NOTRE DAME DE VENICE
Quando, alla metà del Settecento, Giacomo Casanova arriva a Parigi non la trova poi tanto diversa da Venezia; scriverà nelle sue «Memorie» che è come un labirinto, in cui è facile perdersi, fatto di case medievali e strade strette, buie. Ma proprio quel secolo è decisivo: Venezia declina e Parigi cresce fino alla Rivoluzione e oltre. Se ne accorge anche Carlo Goldoni, che proprio in quegli anni andrà a stabilirsi sulla Senna, lasciando ne «Le ultime sere di Carnovale» un sapido testamento sui mali italiani (niente di nuovo, a dire il vero: poche opportunità per i giovani, invecchiamento – soprattutto mentale – della popolazione, pessima classe dirigente). Diverse per fondazione (l’una celtica e poi romana, l’altra medievale) dal 1.000 fino al millesettecento Venezia e Parigi sono molto simili; sono tra le più grandi e popolose città europee, dove si edificano cattedrali e friniscono i mercati, si inventano i mestieri e si stampano libri. Poi è proprio Parigi che conquista Venezia, nel 1797, per pochissimi mesi prima della consegna all’Austria, mettendo fine alla storia della Serenissima Repubblica.
E da lì comincia la modernità. La grande sfida che Venezia ha vissuto a modo suo, diventando eccezionale, unica, nel bene e nel male, ma perdendo totalmente il potere economico e politico.
Ai veneziani, vedere quelle fiamme salire verso il cielo dalla cattedrale di Notre Dame ha riportato alla mente l’incendio che nel 1996 ha distrutto La Fenice. E se al posto del Notre Dame ci fosse stata la basilica di San Marco? «Noi tutte quelle centinaia di uomini che ha messo Parigi forse non le avremmo avute». È anche per questo che Ennio Aquilino, comandante provinciale dei vigili del fuoco di Venezia, sta lavorando a un progetto volto alla creazione di una squadra speciale nautica di pompieri che lavoreranno solo in centro storico. Una specie di nucleo di vigili del fuoco d’acqua, composto da uomini che saranno formati
ad hoc, che avranno la giusta conoscenza della città e soprattutto dei suoi punti deboli, in grado di dare una risposta immediata. «C’è da dire che a Venezia il rischio che succeda è basso perché qui lavoriamo molto sulla prevenzione – spiega Aquilino -. Negli edifici storici, in particolare, ci sono sistemi di rilevazione di incendi, di spegnimento automatico, dispositivi che lanciano subito un alert in caso di problemi.
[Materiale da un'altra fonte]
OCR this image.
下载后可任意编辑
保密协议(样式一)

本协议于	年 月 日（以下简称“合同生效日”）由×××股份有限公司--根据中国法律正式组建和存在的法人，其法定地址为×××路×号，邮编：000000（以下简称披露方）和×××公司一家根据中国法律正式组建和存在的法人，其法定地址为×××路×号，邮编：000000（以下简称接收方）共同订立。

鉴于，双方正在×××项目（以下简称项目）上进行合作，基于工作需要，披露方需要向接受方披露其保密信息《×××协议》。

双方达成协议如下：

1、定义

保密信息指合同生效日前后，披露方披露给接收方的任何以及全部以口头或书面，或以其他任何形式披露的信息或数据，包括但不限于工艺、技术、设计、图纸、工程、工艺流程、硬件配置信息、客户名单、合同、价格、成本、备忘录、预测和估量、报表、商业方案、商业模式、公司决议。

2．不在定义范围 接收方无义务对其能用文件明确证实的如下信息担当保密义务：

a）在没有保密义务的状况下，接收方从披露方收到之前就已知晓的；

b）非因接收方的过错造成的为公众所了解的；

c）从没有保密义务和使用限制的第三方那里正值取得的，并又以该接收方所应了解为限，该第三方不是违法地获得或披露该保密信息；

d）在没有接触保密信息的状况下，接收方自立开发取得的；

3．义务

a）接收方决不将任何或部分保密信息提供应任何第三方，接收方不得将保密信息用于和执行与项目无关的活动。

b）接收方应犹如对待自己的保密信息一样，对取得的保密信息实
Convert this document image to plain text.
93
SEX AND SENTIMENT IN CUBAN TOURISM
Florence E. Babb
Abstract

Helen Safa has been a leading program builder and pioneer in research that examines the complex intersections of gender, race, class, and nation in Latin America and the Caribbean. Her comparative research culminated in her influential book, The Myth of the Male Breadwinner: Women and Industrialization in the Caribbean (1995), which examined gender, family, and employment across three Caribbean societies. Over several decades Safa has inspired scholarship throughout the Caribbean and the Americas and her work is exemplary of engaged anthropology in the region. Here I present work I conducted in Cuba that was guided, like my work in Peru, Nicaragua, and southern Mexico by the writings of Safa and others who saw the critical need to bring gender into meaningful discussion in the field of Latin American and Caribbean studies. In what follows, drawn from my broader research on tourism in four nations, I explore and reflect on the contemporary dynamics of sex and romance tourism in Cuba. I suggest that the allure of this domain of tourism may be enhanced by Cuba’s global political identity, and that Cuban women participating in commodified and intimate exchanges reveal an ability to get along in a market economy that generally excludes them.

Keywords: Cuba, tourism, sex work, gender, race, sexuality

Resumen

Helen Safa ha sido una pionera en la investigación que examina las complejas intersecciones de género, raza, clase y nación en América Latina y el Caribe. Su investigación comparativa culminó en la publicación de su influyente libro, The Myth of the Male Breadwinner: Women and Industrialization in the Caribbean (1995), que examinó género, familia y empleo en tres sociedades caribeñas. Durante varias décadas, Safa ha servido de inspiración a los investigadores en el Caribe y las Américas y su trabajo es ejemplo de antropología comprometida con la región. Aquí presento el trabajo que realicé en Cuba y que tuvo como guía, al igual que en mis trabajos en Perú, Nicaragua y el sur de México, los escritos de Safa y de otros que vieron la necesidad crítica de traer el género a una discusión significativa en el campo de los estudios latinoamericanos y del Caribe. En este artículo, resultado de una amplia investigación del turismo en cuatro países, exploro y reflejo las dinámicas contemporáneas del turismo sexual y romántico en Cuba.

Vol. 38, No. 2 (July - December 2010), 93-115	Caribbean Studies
In più, i nostri controlli sono costanti e anche i lavori di manutenzione per apportare continui miglioramenti agli impianti».
Qualche mese fa, infatti, un principio d’incendio scoppiò nuovamente alla Fenice ma il sistema di autodifesa funzionò e l’alert venne inviato al 115 subito, permettendo ai vigili del fuoco di domare in poco tempo le fiamme. «Le strutture che abbiamo qui sono già tutelate – spiega il comandante -. Abbiamo fatto un salto di qualità sviluppando un sistema di prevenzione che continueremo a migliorare. Su Venezia puntiamo prima sulla prevenzione. I centri di pericolo qui sono sempre stati gestiti attraverso modalità di prevenzione perché la possibilità di spegnimento è più complessa». Dalla basilica a Palazzo Ducale a tutti gli edifici storici dell’area marciana, all’Archivio di Stato: qui l’attenzione è sempre altissima. Gli impianti elettrici vengono realizzati ad hoc, tenendo conto delle specificità dei palazzi, e nelle stanze in cui i materiali possono favorire gli incendi, non viene depositato niente di infiammabile. «Ma il rischio zero non esiste e bisogna farsi trovare sempre pronti – continua Aquilino -. Per questo andrebbe fatto un ragionamento solo su Venezia centro storico, realtà unica al mondo». Il comando del centro storico ad esempio, che conta un centinaio di uomini divisi in quattro turni, è l’unico in Italia ad avere le autopompe lagunari. Mezzi da una tonnellata di peso e lunghi fino a undici metri che solo il personale altamente specializzato può portare. Aquilino intende avviare un progetto per la creazione di unta squadra speciale, alla quale accedere tramite concorsi. Prossimamente il comando provinciale, che conta circa 600 uomini, ne perderà una trentina che, come capi squadra, sono stati assegnati ad altre città. Venezia non rientra tra i comandi dell’ultimo concorso e nel complesso a livello provinciale è sotto organico di un centinaio di uomini. «Bisognerà stringere un po’ i denti – conclude Aquilino -. Intanto, si lavora su più fronti. Stiamo anche partecipando a un progetto di formazione sui mezzi ibridi ed elettrici».